A couple of years ago, Buffalo State English Department lecturer Ed Taylor was contemplating what life must be like for children growing up within the shadow of celebrity parents.
“We live in such a celebrity-driven culture, but we don’t hear so much about the children of the talented people. They can be in a perilous position even though their lives look rich and privileged from the outside,” said Taylor, former director of the Just Buffalo Literary Center and a writer whose short stories, poetry, and essays have appeared in numerous periodicals and anthologies.
Taylor’s ruminations resulted in his first novel, Theo, released earlier this month by the United Kingdom’s Old Street Publishing. Read review in The Guardian.

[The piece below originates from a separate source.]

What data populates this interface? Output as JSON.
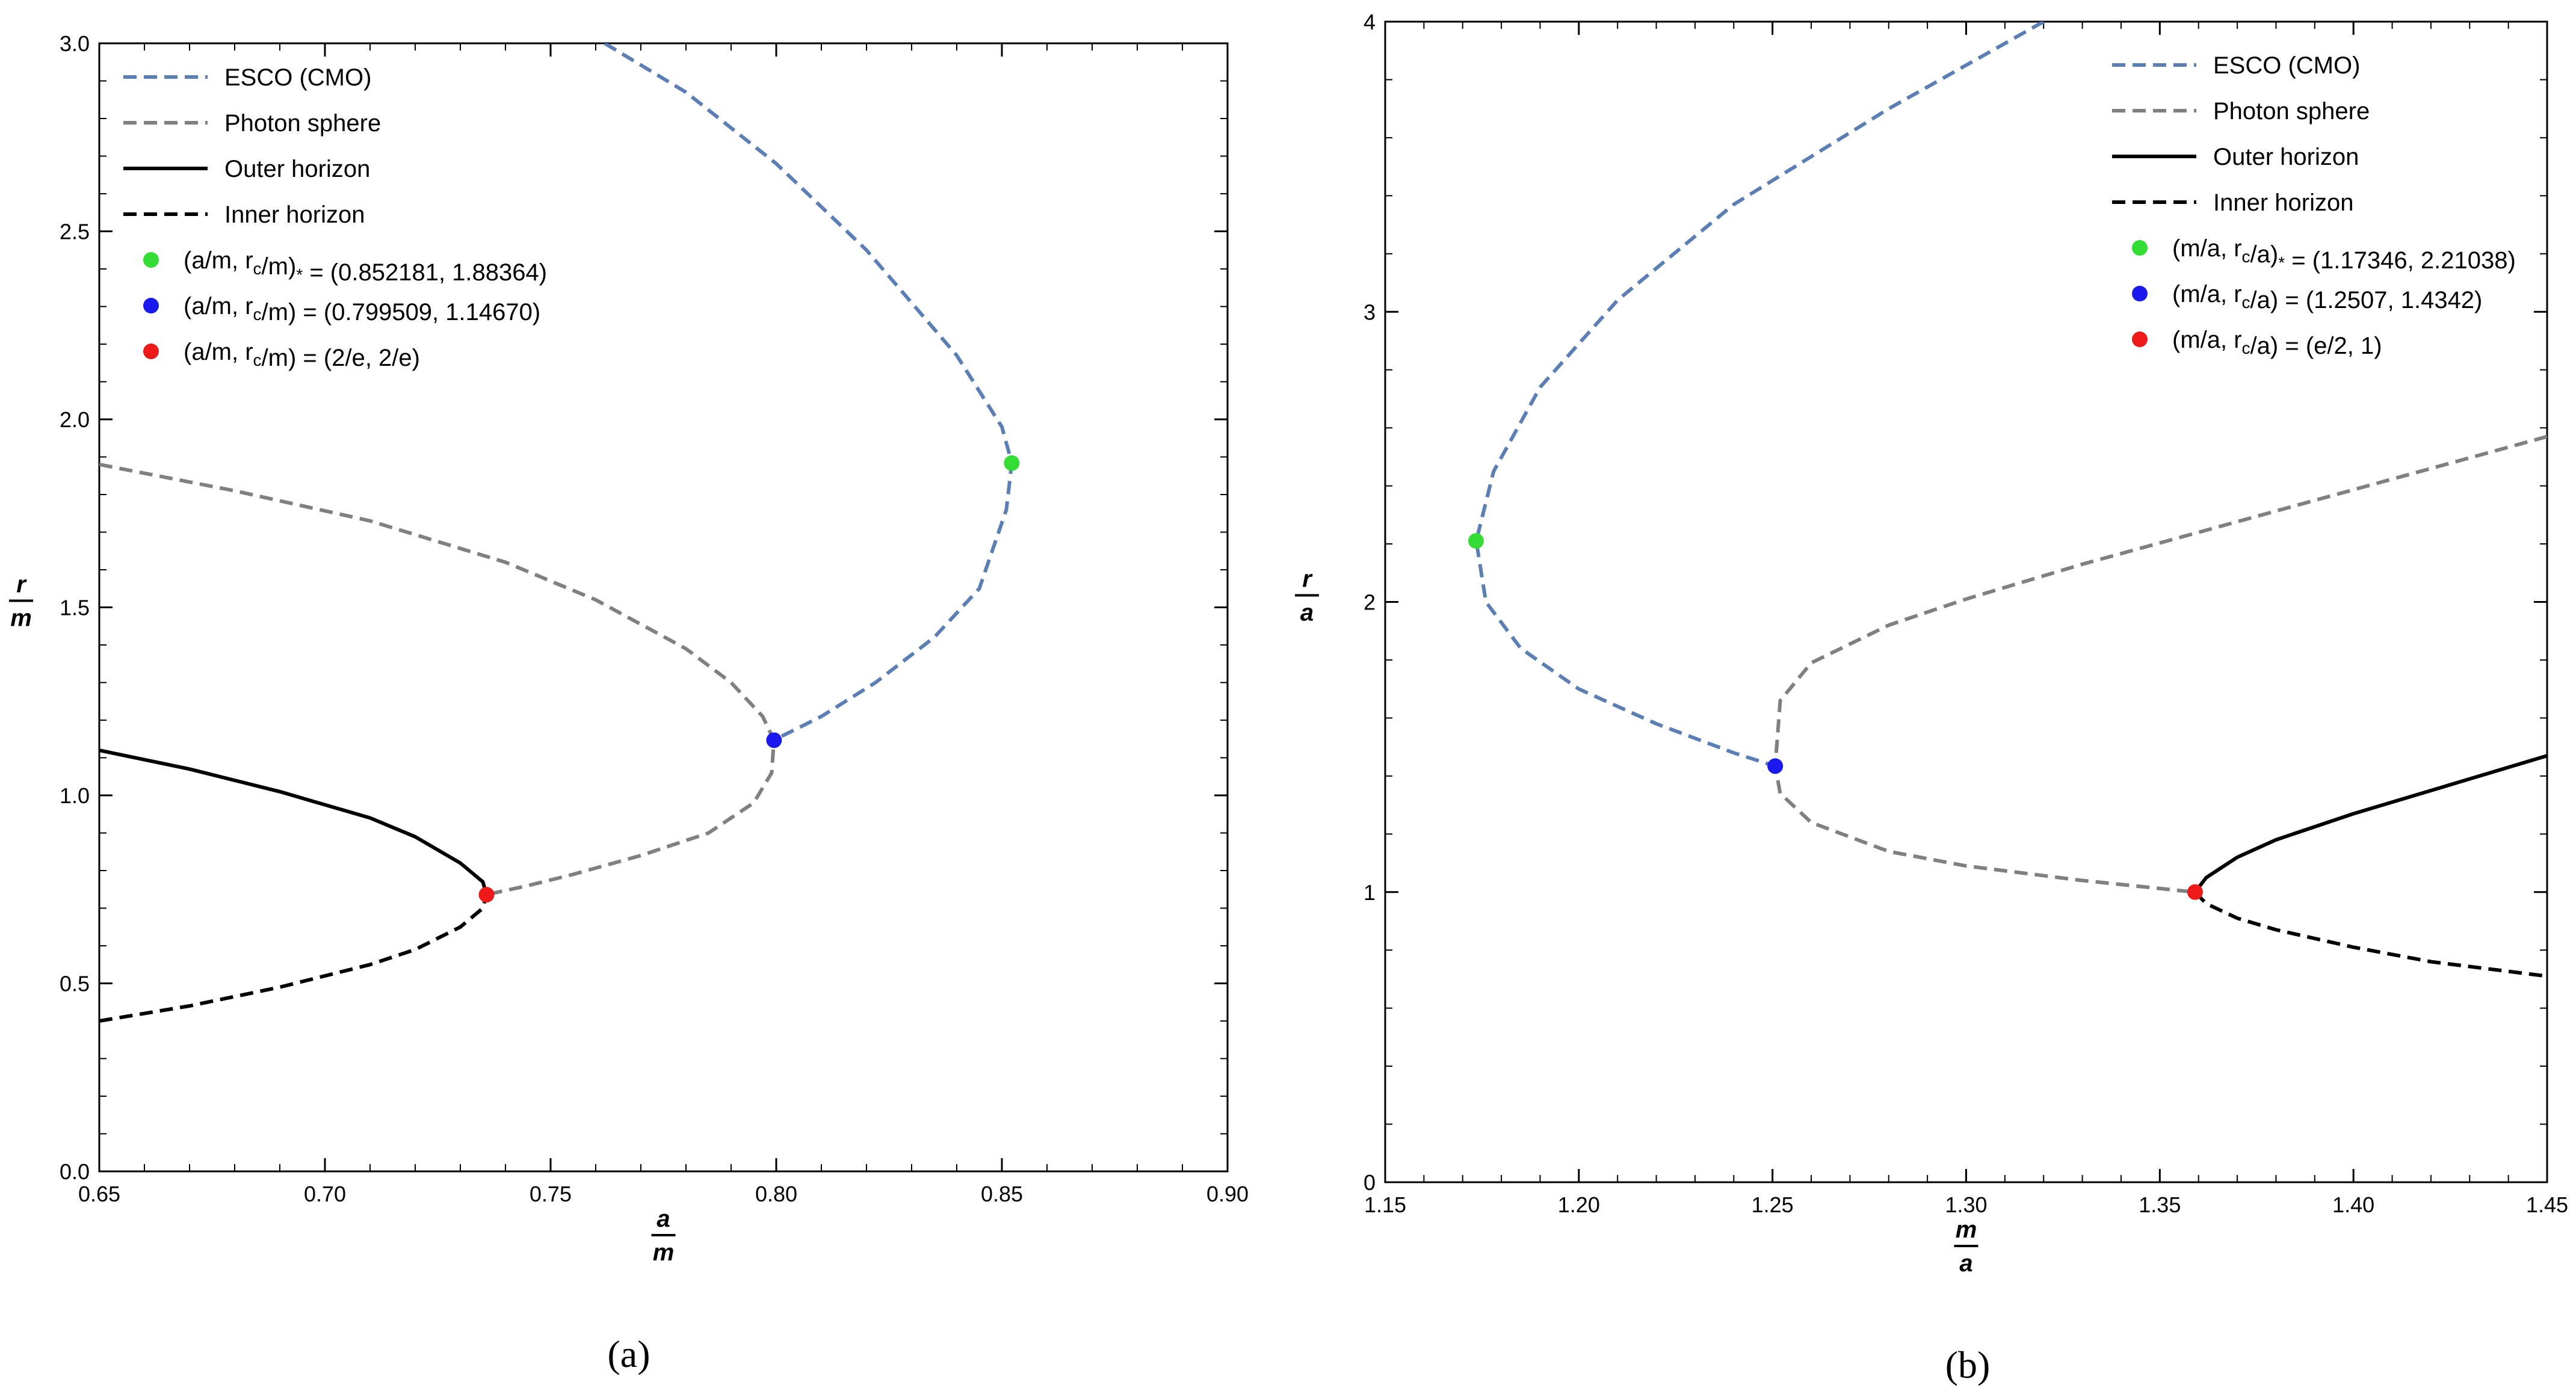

Although Theo is very much a novel for adults, the protagonist is a 10-year-old boy. Taylor expertly tells the story through the eyes of this boy, who despite his tender age, lives like a virtual orphan. His hugely successful rock star father spends most of the year on tour while his fragile mother floats in and out of drug rehabilitation. Theo’s grandfather, raising him in a decrepit Long Island mansion, should be the stabilizing influence in Theo’s life, but he isn’t.

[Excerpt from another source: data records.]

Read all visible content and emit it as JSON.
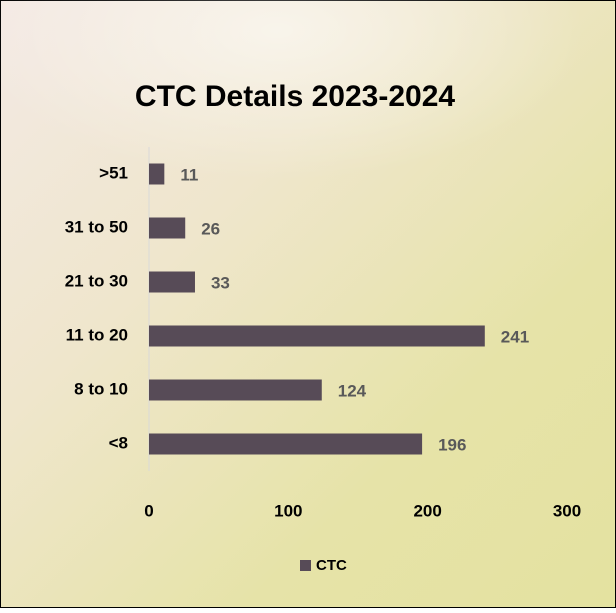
{
  "chart_data": {
    "type": "bar",
    "orientation": "horizontal",
    "title": "CTC Details 2023-2024",
    "categories": [
      ">51",
      "31 to 50",
      "21 to 30",
      "11 to 20",
      "8 to 10",
      "<8"
    ],
    "series": [
      {
        "name": "CTC",
        "color": "#574b57",
        "values": [
          11,
          26,
          33,
          241,
          124,
          196
        ]
      }
    ],
    "xlim": [
      0,
      300
    ],
    "xticks": [
      0,
      100,
      200,
      300
    ],
    "grid": false,
    "legend": "bottom"
  }
}
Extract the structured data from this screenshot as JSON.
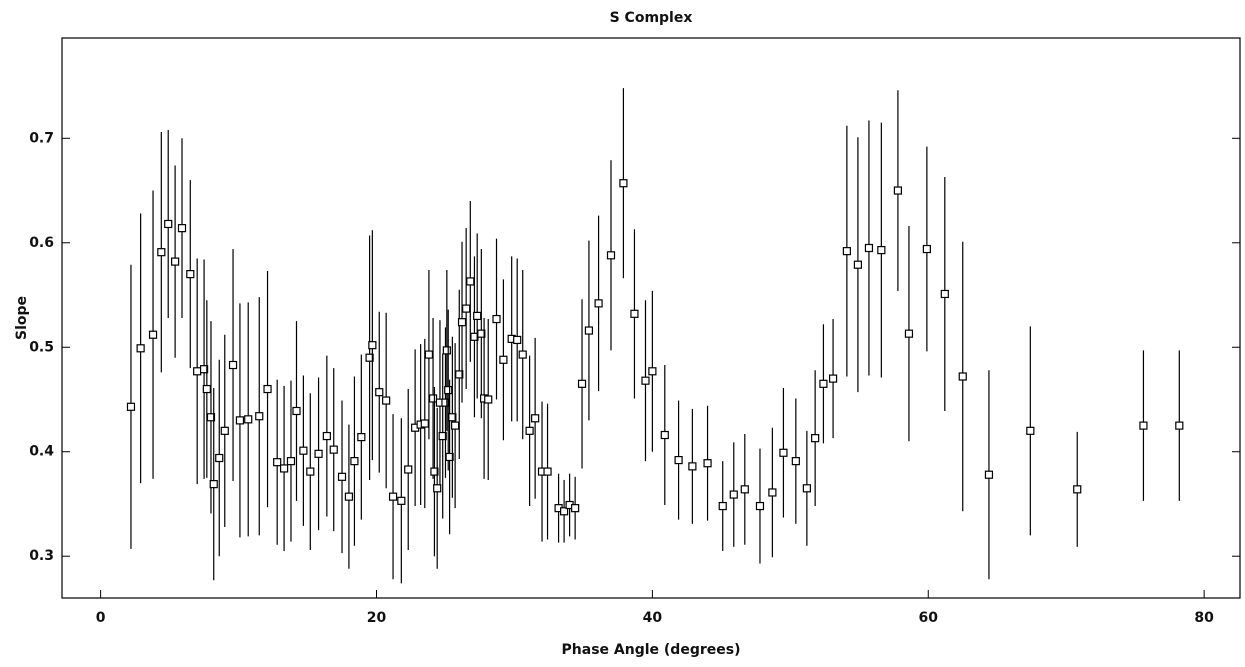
{
  "chart_data": {
    "type": "scatter",
    "title": "S Complex",
    "x_label": "Phase Angle (degrees)",
    "y_label": "Slope",
    "x": [
      2.2,
      2.9,
      3.8,
      4.4,
      4.9,
      5.4,
      5.9,
      6.5,
      7.0,
      7.5,
      7.7,
      8.0,
      8.2,
      8.6,
      9.0,
      9.6,
      10.1,
      10.7,
      11.5,
      12.1,
      12.8,
      13.3,
      13.8,
      14.2,
      14.7,
      15.2,
      15.8,
      16.4,
      16.9,
      17.5,
      18.0,
      18.4,
      18.9,
      19.5,
      19.7,
      20.2,
      20.7,
      21.2,
      21.8,
      22.3,
      22.8,
      23.2,
      23.5,
      23.8,
      24.1,
      24.2,
      24.4,
      24.6,
      24.8,
      25.0,
      25.1,
      25.2,
      25.3,
      25.5,
      25.7,
      26.0,
      26.2,
      26.5,
      26.8,
      27.1,
      27.3,
      27.6,
      27.8,
      28.1,
      28.7,
      29.2,
      29.8,
      30.2,
      30.6,
      31.1,
      31.5,
      32.0,
      32.4,
      33.2,
      33.6,
      34.0,
      34.4,
      34.9,
      35.4,
      36.1,
      37.0,
      37.9,
      38.7,
      39.5,
      40.0,
      40.9,
      41.9,
      42.9,
      44.0,
      45.1,
      45.9,
      46.7,
      47.8,
      48.7,
      49.5,
      50.4,
      51.2,
      51.8,
      52.4,
      53.1,
      54.1,
      54.9,
      55.7,
      56.6,
      57.8,
      58.6,
      59.9,
      61.2,
      62.5,
      64.4,
      67.4,
      70.8,
      75.6,
      78.2
    ],
    "values": [
      0.443,
      0.499,
      0.512,
      0.591,
      0.618,
      0.582,
      0.614,
      0.57,
      0.477,
      0.479,
      0.46,
      0.433,
      0.369,
      0.394,
      0.42,
      0.483,
      0.43,
      0.431,
      0.434,
      0.46,
      0.39,
      0.384,
      0.391,
      0.439,
      0.401,
      0.381,
      0.398,
      0.415,
      0.402,
      0.376,
      0.357,
      0.391,
      0.414,
      0.49,
      0.502,
      0.457,
      0.449,
      0.357,
      0.353,
      0.383,
      0.423,
      0.426,
      0.427,
      0.493,
      0.451,
      0.381,
      0.365,
      0.447,
      0.415,
      0.447,
      0.497,
      0.459,
      0.395,
      0.433,
      0.425,
      0.474,
      0.524,
      0.537,
      0.563,
      0.51,
      0.53,
      0.513,
      0.451,
      0.45,
      0.527,
      0.488,
      0.508,
      0.507,
      0.493,
      0.42,
      0.432,
      0.381,
      0.381,
      0.346,
      0.343,
      0.349,
      0.346,
      0.465,
      0.516,
      0.542,
      0.588,
      0.657,
      0.532,
      0.468,
      0.477,
      0.416,
      0.392,
      0.386,
      0.389,
      0.348,
      0.359,
      0.364,
      0.348,
      0.361,
      0.399,
      0.391,
      0.365,
      0.413,
      0.465,
      0.47,
      0.592,
      0.579,
      0.595,
      0.593,
      0.65,
      0.513,
      0.594,
      0.551,
      0.472,
      0.378,
      0.42,
      0.364,
      0.425,
      0.425
    ],
    "errors": [
      0.136,
      0.129,
      0.138,
      0.115,
      0.09,
      0.092,
      0.086,
      0.09,
      0.108,
      0.105,
      0.085,
      0.092,
      0.092,
      0.094,
      0.092,
      0.111,
      0.112,
      0.112,
      0.114,
      0.113,
      0.079,
      0.079,
      0.077,
      0.086,
      0.072,
      0.075,
      0.073,
      0.077,
      0.078,
      0.073,
      0.069,
      0.081,
      0.079,
      0.117,
      0.11,
      0.077,
      0.084,
      0.079,
      0.079,
      0.077,
      0.075,
      0.077,
      0.081,
      0.081,
      0.077,
      0.081,
      0.077,
      0.079,
      0.079,
      0.072,
      0.077,
      0.077,
      0.074,
      0.077,
      0.079,
      0.081,
      0.077,
      0.077,
      0.077,
      0.077,
      0.079,
      0.081,
      0.077,
      0.077,
      0.077,
      0.077,
      0.079,
      0.078,
      0.081,
      0.072,
      0.077,
      0.067,
      0.065,
      0.033,
      0.03,
      0.03,
      0.03,
      0.081,
      0.086,
      0.084,
      0.091,
      0.091,
      0.081,
      0.077,
      0.077,
      0.067,
      0.057,
      0.055,
      0.055,
      0.043,
      0.05,
      0.053,
      0.055,
      0.062,
      0.062,
      0.06,
      0.055,
      0.065,
      0.057,
      0.057,
      0.12,
      0.122,
      0.122,
      0.122,
      0.096,
      0.103,
      0.098,
      0.112,
      0.129,
      0.1,
      0.1,
      0.055,
      0.072,
      0.072
    ],
    "color": "#000000",
    "xlim": [
      -2.8,
      82.6
    ],
    "ylim": [
      0.26,
      0.796
    ],
    "xticks": [
      0,
      20,
      40,
      60,
      80
    ],
    "yticks": [
      0.3,
      0.4,
      0.5,
      0.6,
      0.7
    ]
  }
}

Set in the 1980s, the novel focuses on two days of debauchery after Theo’s father returns home for the summer with an assortment of musicians, publicists, agents, and groupies in his wake.
“The ‘80s was an interesting period. It was before the Internet, so (characters) can be more isolated, but it’s not the ancient past,” said Taylor. “The ‘60s bands were becoming obsolete. Punk was still hanging on but changing, and the next generation hadn’t broken through yet. Music was just starting to get visual with MTV, and that was important to the culture.”
Theo does not mirror the author’s childhood in North Carolina, which he described as “great.” Rather, the novel stemmed from Taylor’s imagination and his diligence in writing every day for the year the novel took to complete.
“Overall, it was a relatively easy experience because the characters ran the story; the plot just flowed from them,” said Taylor, who is now working on his next novel.
Theo is available at local independent bookstores and on Amazon. Taylor will present a reading on Wednesday, April 30, at 7:00 p.m. at Talking Leaves Books, 3158 Main Street in Buffalo. It is free and open to the public.